Monday, July 23, 2018

Culbertson -- Predictions

Culbertson v. Berryhill - a case in which the Supreme Court granted certiorari to resolve the split in the circuits.  The question presented:
QUESTION PRESENTED:
"Fees   for [the] representation of individuals claiming Social Security old-age, survivor, or disability benefits [at] the administrative and judicial review stages [are handled] discretely: [42 U.S.C.] § 406(a) governs fees for representation in administrative proceedings; § 406(b) controls fees for representation in court.” Gisbrecht v. Barnhart, 535 U.S. 789, 793- 794 (2002).  Section 406(b) specifies in particular that
[w]henever a court renders a judgment favorable to a claimant * * * who was represented before the court by an attorney, the court may determine and allow as part of its judgment a reasonable fee for such representation, not in excess of 25 percent of the total of the past-due  benefits to which the claimant is entitled by reason of such judgment.
42 U.S.C. § 406(b)(l)(A) (emphasis added).
The question presented is:  Whether fees subject to § 406(b)'s 25-percent cap include, as the Sixth, Ninth, and Tenth Circuits hold, only fees for representation in court or, as the Fourth, Fifth, and Eleventh Circuits hold, also fees for representation before the agency.
 The chances of the Supremes granting certiorari went way up when the Solicitor General agreed that the Court should resolve the split among the circuits.  Is there a de jur 25% cap on fees when cases go to federal court?  We know that there is no cap if a case is resolved at the agency level only -- just a reasonableness cap.

So we all entered the merits stage sitting fat and happy -- the Supreme Court was going to agree that there did not exist a cumulative cap on fees under section 406(a) and (b), just a 25% cap on fees under 406(b).  The SG threw a curveball.  While a de jur 25% cumulative cap on fees did not exist, the agency and the courts could exercise their discretion to impose a 25% cap when the courts believed that a reasonable fee should not exceed 25% of the past due benefits.

So here are my predictions:

1.  Culbertson will win a pyrrhic victory.  The Supreme Court will vacate and remand back to the 11th Circuit the fee petition where the court will entertain the question of whether Culbertson can or should get 25% of the past due benefits plus keep the EAJA fee and the 11th Circuit will say "no."

2.  Whichever decides fees second, the agency or the court, will take the decision in Culbertson as permission if not a mandate to limit the aggregate fees in court remand cases to a de facto cumulative cap of 25% of the past due benefits.

3.  Neither party nor any amicus to date has explained why the attorneys would ever want overlapping or coterminous fees that exceed 25% of the past due benefits and so the Court will assume that no good reason exists other than trying to avoid the mandatory reimbursement provisions of the Equal Access to Justice Act.

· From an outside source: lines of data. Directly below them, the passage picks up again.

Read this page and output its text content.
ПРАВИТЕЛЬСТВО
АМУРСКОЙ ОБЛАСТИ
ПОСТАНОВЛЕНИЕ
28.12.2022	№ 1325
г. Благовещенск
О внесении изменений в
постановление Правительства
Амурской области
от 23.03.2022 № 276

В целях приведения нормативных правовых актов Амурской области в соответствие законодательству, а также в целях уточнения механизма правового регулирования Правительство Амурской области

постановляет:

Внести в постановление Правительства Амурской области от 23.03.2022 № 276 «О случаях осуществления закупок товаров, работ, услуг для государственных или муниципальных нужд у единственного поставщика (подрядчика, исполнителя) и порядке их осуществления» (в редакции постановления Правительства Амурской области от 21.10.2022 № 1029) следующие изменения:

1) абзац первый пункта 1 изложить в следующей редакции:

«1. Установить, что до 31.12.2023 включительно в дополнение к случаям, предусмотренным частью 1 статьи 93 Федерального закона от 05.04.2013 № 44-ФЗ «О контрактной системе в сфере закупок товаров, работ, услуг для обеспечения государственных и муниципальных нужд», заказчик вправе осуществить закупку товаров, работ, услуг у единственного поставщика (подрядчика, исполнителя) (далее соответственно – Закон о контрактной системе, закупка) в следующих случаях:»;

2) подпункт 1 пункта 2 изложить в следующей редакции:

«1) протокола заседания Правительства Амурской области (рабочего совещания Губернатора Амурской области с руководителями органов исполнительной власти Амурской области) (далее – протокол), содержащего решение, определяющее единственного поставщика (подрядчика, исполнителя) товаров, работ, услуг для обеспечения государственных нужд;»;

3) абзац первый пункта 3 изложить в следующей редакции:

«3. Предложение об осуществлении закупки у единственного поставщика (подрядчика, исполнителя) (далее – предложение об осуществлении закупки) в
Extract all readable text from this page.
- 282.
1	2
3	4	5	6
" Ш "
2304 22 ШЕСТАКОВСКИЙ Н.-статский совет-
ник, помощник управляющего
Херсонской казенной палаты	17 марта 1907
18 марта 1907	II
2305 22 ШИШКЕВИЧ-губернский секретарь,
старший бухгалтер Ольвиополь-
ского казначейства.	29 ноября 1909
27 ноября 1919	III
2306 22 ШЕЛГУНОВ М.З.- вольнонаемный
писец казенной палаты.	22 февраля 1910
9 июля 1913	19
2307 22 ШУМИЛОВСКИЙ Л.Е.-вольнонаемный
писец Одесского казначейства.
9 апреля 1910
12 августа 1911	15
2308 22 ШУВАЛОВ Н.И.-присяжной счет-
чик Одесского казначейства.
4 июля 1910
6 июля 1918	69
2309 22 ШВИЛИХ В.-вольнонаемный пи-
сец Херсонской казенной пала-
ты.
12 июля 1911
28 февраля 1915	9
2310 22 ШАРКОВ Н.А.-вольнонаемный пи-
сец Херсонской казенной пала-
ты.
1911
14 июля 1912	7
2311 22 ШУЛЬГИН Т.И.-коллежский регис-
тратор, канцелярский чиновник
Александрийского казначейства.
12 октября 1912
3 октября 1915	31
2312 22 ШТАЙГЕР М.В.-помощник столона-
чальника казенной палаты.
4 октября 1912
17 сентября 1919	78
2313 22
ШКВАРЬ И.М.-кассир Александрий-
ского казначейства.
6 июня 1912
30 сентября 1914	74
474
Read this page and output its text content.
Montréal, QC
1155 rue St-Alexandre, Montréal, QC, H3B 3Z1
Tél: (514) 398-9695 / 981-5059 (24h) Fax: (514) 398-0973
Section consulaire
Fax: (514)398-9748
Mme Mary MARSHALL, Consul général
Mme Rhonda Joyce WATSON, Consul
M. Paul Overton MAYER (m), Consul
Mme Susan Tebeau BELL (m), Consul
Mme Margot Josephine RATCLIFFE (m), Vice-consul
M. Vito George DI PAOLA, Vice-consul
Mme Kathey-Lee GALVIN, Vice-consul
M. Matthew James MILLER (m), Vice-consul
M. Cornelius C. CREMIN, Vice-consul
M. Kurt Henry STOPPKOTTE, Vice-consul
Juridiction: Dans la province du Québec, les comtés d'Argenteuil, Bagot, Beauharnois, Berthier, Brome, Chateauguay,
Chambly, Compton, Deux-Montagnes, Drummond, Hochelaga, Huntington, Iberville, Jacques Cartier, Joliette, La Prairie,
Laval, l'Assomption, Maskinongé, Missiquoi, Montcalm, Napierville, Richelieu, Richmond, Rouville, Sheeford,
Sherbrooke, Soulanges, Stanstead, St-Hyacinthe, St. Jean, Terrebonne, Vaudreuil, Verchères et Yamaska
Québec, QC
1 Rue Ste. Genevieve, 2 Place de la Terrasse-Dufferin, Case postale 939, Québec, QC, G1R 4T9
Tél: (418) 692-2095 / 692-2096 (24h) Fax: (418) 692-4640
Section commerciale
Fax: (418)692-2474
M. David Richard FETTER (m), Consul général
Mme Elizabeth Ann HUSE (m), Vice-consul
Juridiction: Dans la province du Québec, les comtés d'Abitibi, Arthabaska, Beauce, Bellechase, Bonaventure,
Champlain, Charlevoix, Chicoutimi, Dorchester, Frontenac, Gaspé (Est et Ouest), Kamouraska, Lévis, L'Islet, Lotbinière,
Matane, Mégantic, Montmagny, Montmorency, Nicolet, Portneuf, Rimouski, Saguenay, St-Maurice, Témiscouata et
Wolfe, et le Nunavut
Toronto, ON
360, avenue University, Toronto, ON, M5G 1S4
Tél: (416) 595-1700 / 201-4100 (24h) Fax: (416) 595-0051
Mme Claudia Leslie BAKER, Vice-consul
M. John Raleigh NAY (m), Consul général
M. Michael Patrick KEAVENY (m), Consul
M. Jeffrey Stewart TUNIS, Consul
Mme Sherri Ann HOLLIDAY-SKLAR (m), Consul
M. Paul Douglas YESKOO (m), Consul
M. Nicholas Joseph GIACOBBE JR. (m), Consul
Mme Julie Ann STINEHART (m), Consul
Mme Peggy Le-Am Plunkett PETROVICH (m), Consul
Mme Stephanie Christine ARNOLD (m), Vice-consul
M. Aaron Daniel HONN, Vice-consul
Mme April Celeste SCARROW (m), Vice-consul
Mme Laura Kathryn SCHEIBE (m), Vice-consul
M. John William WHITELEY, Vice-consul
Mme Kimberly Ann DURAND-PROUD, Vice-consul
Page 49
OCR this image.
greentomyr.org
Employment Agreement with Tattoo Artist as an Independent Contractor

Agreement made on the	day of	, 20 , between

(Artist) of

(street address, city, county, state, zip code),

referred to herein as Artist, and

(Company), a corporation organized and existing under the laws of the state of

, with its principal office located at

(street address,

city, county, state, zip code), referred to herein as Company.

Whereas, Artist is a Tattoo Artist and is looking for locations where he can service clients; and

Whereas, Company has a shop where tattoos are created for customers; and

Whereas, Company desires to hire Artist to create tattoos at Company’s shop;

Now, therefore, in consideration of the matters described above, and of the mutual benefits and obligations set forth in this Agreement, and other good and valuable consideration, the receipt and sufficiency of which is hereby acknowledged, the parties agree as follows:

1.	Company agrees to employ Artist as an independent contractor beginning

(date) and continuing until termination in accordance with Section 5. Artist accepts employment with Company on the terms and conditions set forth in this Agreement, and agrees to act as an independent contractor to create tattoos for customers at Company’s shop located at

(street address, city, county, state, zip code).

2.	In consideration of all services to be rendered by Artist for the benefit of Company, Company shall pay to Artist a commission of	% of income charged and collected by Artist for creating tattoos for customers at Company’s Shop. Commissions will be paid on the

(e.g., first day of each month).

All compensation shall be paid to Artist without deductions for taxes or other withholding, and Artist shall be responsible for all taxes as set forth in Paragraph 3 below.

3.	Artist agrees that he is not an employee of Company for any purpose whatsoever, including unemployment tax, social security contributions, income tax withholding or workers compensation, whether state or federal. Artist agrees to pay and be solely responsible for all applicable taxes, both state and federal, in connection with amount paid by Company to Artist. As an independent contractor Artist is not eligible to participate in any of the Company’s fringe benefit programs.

4.  Attorneys that share fees to even out the 25% distribution on a pro rata basis will lose that ability because it will remain a crime for either to receive an unauthorized fee.

5.  In the anti-claimant representative era, the practice of  Social Security law will get more cumbersome thanks to Mr. Culbertson.

We can all expect changes that will not be good in the long run.  This arises from the desire to avoid the uncodified portions of the EAJA to refund to the claimant the smaller of the two fees under the EAJA and 406(b).